Hey, great post! Thanks for that but i have question. As it is described at OWASP recomendation: https://cheatsheetseries.owasp.org/cheatsheets/Cross-Site_Request_Forgery_Prevention_Cheat_Sheet.html#use-of-custom-request-headers
“CSRF tokens should not be transmitted using cookies.”
So how safe is to send it via cooke from server and then send it back to server also as a cookie? (I know it’s in header but its still in cookie also)
Hi Szymon, As we researched on CSRF tokens, we can’t find a way to manage CSRF tokens without cookies in SPA.
If you have any feedback for this approach (good and bad), do let us know in the comments. So we can share it with all other readers.
Thank you!
Hi,
I’m so grateful for your detailed and complete article.
In “asyncActions/authAsyncActions.js” line 20, when we get status code 204 it means that the browser didn’t send the refresh token to server (maybe user deleted cookies or sth else). In this situation, why we don’t logout the user just like when we get 401 or 403 status codes?
Hi Moj, For the status code 204, we don’t need to execute the logout method because we verify the token on page load if exists.
Hello
The concepts and explanations of secure rest api in your article are fantastic and I really appriciate that. I know that the main goal of this article is implementation of an acceptable authentication but there is a risk of infinite re-render loop in your react codes:
Let’s say that after signing in, we render the dashboard component and call getUsersList on page load. And let’s assume that there is a problem in our request and we get status error 400 (bad request). In this case we get result.error in line 28 of dashboard.js and we only dispatch verifyTokenEnd but we don’t logout. Consequently, we change “authLoading” state and this change causes App component to re-render. App component re-renders and as a result dashboard component renders again. So getUserList gets called again and we get error 400 again and the loop continues infinitly.
As I know in react when we change the state of a parent component in it’s child we cause an infinite loop of re-rendering. This is because of the fact that when a parent component re-renders, it’s child components renders again as the first time and dependency array of useEffect in child component is useless in this case.
This is All I know, but I do not know how to resolve this problem in your code!!! Is it OK to move line 28 (in dashboard.js) inside of “IF” block (in line 29) just before logging out? And then after the “IF” block we manage the 400 error code independently? So in this case, If we get error 400 we don’t dispatch verifyTokenEnd.

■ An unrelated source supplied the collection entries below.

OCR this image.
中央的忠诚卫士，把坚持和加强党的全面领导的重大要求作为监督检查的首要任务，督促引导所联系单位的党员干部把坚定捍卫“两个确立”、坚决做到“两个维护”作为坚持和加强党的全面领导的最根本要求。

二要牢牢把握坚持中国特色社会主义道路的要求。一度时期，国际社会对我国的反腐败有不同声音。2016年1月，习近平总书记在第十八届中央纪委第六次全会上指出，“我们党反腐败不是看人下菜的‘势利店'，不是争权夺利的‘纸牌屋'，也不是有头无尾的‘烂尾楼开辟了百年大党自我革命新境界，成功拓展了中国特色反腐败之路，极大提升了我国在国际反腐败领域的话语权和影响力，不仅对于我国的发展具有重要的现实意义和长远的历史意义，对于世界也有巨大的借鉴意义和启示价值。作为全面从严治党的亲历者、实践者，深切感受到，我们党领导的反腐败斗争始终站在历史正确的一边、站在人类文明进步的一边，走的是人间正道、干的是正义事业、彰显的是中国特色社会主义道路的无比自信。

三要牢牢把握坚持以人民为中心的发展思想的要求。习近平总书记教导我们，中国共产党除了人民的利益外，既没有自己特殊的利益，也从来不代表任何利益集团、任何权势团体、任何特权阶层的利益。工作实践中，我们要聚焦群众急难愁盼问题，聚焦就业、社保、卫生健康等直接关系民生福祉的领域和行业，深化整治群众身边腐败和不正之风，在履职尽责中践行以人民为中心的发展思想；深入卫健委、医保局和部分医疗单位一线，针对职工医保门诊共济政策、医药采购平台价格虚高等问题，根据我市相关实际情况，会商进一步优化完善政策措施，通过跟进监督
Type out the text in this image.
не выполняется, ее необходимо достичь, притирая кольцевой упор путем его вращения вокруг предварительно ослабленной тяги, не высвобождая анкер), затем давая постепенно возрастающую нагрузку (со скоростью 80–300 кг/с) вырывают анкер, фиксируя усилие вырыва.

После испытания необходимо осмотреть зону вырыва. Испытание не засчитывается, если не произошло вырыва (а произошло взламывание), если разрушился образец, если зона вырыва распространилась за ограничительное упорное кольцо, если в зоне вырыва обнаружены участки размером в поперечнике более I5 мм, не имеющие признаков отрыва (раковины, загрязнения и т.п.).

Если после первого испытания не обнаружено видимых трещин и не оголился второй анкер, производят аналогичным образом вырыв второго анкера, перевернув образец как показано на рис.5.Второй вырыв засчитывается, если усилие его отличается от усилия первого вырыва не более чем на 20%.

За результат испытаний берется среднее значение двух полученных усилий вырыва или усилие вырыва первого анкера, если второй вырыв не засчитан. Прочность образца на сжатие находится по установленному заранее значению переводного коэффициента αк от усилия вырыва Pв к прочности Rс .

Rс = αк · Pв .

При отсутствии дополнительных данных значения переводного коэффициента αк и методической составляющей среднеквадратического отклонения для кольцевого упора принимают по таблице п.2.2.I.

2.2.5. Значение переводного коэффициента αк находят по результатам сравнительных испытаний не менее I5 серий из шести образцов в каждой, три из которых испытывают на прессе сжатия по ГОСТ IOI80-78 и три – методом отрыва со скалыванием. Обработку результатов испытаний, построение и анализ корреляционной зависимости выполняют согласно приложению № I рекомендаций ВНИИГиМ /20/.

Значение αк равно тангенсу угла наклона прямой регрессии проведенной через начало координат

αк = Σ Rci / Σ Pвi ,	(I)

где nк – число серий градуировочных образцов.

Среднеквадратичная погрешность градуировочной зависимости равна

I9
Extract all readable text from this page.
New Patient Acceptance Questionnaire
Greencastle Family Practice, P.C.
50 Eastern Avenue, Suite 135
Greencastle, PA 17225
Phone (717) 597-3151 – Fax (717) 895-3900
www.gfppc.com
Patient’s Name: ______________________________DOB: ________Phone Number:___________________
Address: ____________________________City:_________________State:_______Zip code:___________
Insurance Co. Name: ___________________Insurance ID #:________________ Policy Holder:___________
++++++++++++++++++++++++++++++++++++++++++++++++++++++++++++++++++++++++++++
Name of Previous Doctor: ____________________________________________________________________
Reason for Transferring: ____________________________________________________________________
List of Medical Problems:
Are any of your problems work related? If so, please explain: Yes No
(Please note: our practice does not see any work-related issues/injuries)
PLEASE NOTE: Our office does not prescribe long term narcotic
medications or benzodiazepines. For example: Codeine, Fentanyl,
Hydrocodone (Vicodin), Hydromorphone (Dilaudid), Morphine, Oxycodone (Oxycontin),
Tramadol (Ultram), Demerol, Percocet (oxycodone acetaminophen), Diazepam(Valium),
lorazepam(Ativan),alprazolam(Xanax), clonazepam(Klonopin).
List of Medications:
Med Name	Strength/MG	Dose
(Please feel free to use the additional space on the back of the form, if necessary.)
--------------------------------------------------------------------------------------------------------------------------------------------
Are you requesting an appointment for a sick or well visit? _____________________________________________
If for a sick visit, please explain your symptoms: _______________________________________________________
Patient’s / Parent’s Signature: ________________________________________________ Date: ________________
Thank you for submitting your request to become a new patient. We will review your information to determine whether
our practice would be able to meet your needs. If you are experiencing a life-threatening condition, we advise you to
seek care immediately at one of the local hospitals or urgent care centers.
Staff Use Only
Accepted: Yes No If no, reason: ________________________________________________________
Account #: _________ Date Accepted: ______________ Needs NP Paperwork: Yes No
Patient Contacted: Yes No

Is this a good solution?
Hi Mary, I will suggest you to manage the HTTP interceptor for your API request where you can handle all API request-response. But it’s not a good idea to perform the logout operation on status code 400.
Let us know if you have any queries.
Hello,
Thank you for the great article. I do have a question about the access token.
It’s clear that the access token is being saved in a state variable and not on the browser. If I do a hard refresh on the page, how would this affect the values that are saved in the state vars?
Would I be able to generate a new access token from the refresh token that is stored in the cookie section without providing the actual access token?
Also wouldn’t be better if I do an interceptor to refresh the token automatically once it’s expired?
Hi Codingride,
Yes, you have to use the refresh token to generate the access token and yes it will be good to refresh the token automatically once it’s expired (You can toggle this functionality by selecting the Remember Me checkbox).
I don’t know why but when login and moved to dashboard page and refreshed and it again back to login why? i follow whole tutorial.
Can you please clone the GitHub repository and compare your code with it?